Mahasamiti meet may be early run at new Congress leadershipThe Mahasamiti meeting of the Nepali Congress scheduled for next month will be more of an exercise on new leadership of the opposition party as the general convention is only 15 months away.
The Mahasamiti meeting of the Nepali Congress scheduled for next month will be more of an exercise on new leadership of the opposition party as the general convention is only 15 months away.
Factional divide is widening in the party that faced a major electoral upset last year. Though the party has a number of issues including statute amendment, which needs to be endorsed by the upcoming Mahasamiti meet and will remain the central agenda, projection of leaders aspiring to run for the party presidency is likely to dominate the sidelines of the crucial meeting.
Party leaders and political analysts say that key leaders would want to utilise a big platform like the Mahasa-miti—second only to the general convention—to leave an impression among a large number of party delegates.
On Tuesday, the Koirala family that has been making serious efforts to regain
the family legacy by re-establishing itself in the country’s oldest party, hosted a lunch meeting for a faction of youth leaders who have been lobbying for leadership transfer to the next generation.
Prominent leaders including Gagan Thapa, Dhan Raj Gurung, Chandra Bhandari, Guru Raj Ghimire, Pradeep Poudel and Bal Bahadur KC attended the informal meeting. Senior leaders Arjun Narsingh KC and Ram Sharan Mahat were also among the participants.
Of all the leaders, presence of Krishna Prasad Sitaula, who leads a third faction in the party and who had a decisive role in electing Sher Bahadur Deuba as the party president last convention, has been noted as significant.
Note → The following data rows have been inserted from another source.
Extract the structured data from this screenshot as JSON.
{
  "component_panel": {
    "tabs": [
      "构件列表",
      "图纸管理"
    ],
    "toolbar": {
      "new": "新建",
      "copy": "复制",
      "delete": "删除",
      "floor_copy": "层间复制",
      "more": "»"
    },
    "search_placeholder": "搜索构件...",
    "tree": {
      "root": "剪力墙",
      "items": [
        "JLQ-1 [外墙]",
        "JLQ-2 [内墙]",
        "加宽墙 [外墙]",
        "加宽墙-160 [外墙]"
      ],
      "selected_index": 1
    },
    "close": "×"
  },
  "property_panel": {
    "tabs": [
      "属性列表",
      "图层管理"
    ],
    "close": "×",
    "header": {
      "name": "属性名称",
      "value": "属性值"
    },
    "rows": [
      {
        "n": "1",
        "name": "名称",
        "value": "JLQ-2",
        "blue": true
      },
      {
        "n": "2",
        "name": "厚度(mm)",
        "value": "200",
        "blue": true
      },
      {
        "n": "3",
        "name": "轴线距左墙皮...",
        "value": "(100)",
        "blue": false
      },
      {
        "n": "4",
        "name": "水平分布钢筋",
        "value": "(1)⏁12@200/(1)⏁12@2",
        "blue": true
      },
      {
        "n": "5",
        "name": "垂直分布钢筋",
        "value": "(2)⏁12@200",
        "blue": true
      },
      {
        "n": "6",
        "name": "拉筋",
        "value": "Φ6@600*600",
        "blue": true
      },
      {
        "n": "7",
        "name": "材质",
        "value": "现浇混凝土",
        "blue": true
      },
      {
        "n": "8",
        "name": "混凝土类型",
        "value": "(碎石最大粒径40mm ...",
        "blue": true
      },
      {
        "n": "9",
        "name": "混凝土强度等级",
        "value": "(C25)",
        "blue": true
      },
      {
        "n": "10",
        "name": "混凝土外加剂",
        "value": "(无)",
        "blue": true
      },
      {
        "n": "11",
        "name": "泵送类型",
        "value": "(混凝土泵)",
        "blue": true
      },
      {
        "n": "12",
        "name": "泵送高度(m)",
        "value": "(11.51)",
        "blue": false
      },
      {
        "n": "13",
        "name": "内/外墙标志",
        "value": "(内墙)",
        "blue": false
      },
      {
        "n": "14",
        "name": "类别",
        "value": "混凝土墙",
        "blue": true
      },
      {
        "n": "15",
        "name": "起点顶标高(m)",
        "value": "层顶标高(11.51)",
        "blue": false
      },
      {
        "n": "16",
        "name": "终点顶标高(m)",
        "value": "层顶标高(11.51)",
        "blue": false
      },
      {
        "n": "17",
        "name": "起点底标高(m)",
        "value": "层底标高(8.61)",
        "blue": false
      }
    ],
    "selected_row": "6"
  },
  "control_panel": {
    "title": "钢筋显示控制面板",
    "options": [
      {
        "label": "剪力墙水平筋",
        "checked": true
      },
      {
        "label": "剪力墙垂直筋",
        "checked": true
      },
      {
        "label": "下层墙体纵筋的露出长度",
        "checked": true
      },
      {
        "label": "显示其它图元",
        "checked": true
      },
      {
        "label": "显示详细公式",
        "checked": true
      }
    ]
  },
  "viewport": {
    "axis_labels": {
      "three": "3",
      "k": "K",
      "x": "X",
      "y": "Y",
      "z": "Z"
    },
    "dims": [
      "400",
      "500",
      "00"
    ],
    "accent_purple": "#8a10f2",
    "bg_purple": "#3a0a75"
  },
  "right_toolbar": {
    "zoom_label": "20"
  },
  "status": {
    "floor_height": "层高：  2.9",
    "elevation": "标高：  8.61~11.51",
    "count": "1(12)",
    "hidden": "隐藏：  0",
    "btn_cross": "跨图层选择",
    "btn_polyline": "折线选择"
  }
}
Besides, top Koirala leaders Shahank, Shekhar and Sujata are also seen to be forging unity to uphold the legacy of the family that led the party for much of its history. They have thrown their weight behind senior leader Ram Chandra Poudel, who has the backing also of Prakash Man Singh, KC and Mahat. “In a way, the charm of the Koirala family that has evolved as an institution had faded due to the three Koiralas’ failure to stand together. Such meetings have important indications,” political analyst Puranjan Acharya said.
One among Shekhar and Shashank seems to be gearing up to challenge Deuba in the upcoming party election, he added.
What holds the Koiralas together is not just the legacy of BP Koirala. Deuba’s authoritarian way of leading the party is expected to create a favourable situation for the Koiralas, who supported senior leader Paudel in the 13th general convention, to claim the top position. The perceived failure of Deuba to put up a strong opposition to the Nepal Communist Party (NCP)-led government is also likely to benefit the rival faction.
Party sources say Paudel will make every effort to fight the leadership election from the faction where Deuba is likely to be his competitor. Analyst Acharya argues that the chances of Poudel contesting the election might be high if the Koiralas do not feel confident of a win. Poudel’ position will be bolstered also if the Koiralas fail to choose between Shekhar and Shashank but stay united to defeat Deuba nonetheless.
Deuba, who was defeated by Girija Prasad Koirala and Sushil Koirala in the 11th and 12th general conventions, respectively, had a relatively easy win against Poudel.
“Getting a unanimous candidate, however, will be difficult for the Koiralas,” Acharya said. For the rival faction in the NC where leaders like Singh and Mahat also eye the
leadership position, managing aspirations is likely to be another major challenge.
In a recent interview with the Post, Mahat said that the establishment faction will strive to tighten its grip on the party organisation at the Mahasamiti while the rival faction will be pushing the leadership to promote unity.
Amid growing polarisation, Mahat said the general convention might be centred on defeating Deuba than elevating any particular candidate to the top post, while also voicing doubt if the Mahasamiti would meet on schedule at all.
Leaders close to Deuba, however, say the tussle does not worry them as the general convention is long away. “There aren’t people just against Deuba. There are those questioning the authority of the Koiralas as well,” the leader said, projecting Deuba as the obvious candidate of the establishment faction in the party election.
Amid the factional tussle, according to leaders, Sitaula’s move will be interesting to watch.